The long journeys conducted through the most arid and semi-arid ecosystems on the planet, have made us aware that species are not interested in maintaining an identity through reproductive barriers, but they simply want to continue to exist or to be, transforming to each other in space and time through reproduction and crossing. On the basis of genetic arguments, we underline how a taxonomic science with a more universal vision, can help us to overcome together with many useless names that reassure us so much, also as many useless barriers, in the direction of a more empathic and ethical understanding of the world. Coming back to what we would like, it should be the approach to knowledge, ontological in general and scientific in particular, we believe that true science is based on the intuition of the principles and not on inductive methods, probabilities supported by "solid" mathematical quantities, opinion and relative consensus, i.e. the paradigms dear to contemporary epistemology.
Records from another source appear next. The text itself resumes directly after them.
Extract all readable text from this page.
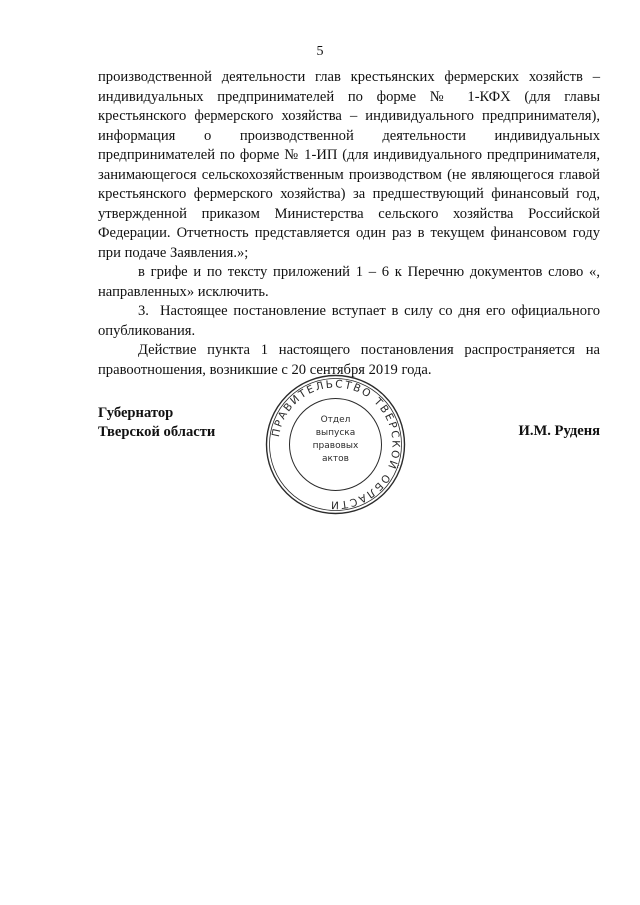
5

производственной деятельности глав крестьянских фермерских хозяйств – индивидуальных предпринимателей по форме № 1-КФХ (для главы крестьянского фермерского хозяйства – индивидуального предпринимателя), информация о производственной деятельности индивидуальных предпринимателей по форме № 1-ИП (для индивидуального предпринимателя, занимающегося сельскохозяйственным производством (не являющегося главой крестьянского фермерского хозяйства) за предшествующий финансовый год, утвержденной приказом Министерства сельского хозяйства Российской Федерации. Отчетность представляется один раз в текущем финансовом году при подаче Заявления.»;

в грифе и по тексту приложений 1 – 6 к Перечню документов слово «, направленных» исключить.

3. Настоящее постановление вступает в силу со дня его официального опубликования.

Действие пункта 1 настоящего постановления распространяется на правоотношения, возникшие с 20 сентября 2019 года.

Губернатор
Тверской области	ПРАВИТЕЛЬСТВО ТВЕРСКОЙ ОБЛАСТИ
Отдел
выпуска
правовых
актов
И.М. Руденя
To substantiate our hypothesis, we bring the testimonies of three great men: Aristotele (Aristotle, Posterior Analytics, II, 19, 100 b), Albert Einstein (Einstein 1936) and Willi Hennig (Hennig 1966, 128-129), convinced supporters of the fundamental value of intuition as the "principle of principle" (Aristotle, ibidem), of the scientific procedure.
In the conclusions we formulate as a proposal for a preparation for a new method of approach to scientific knowledge, a return to a way of proceeding that favours theoretical-speculative thinking as the basis for understanding reality. An invitation to grasp the visible through reasoning, and the invisible through intuition. For this purpose, a re-reading of the Classics of Western philosophy, also by scientists, physicists included, would probably be a good starting point.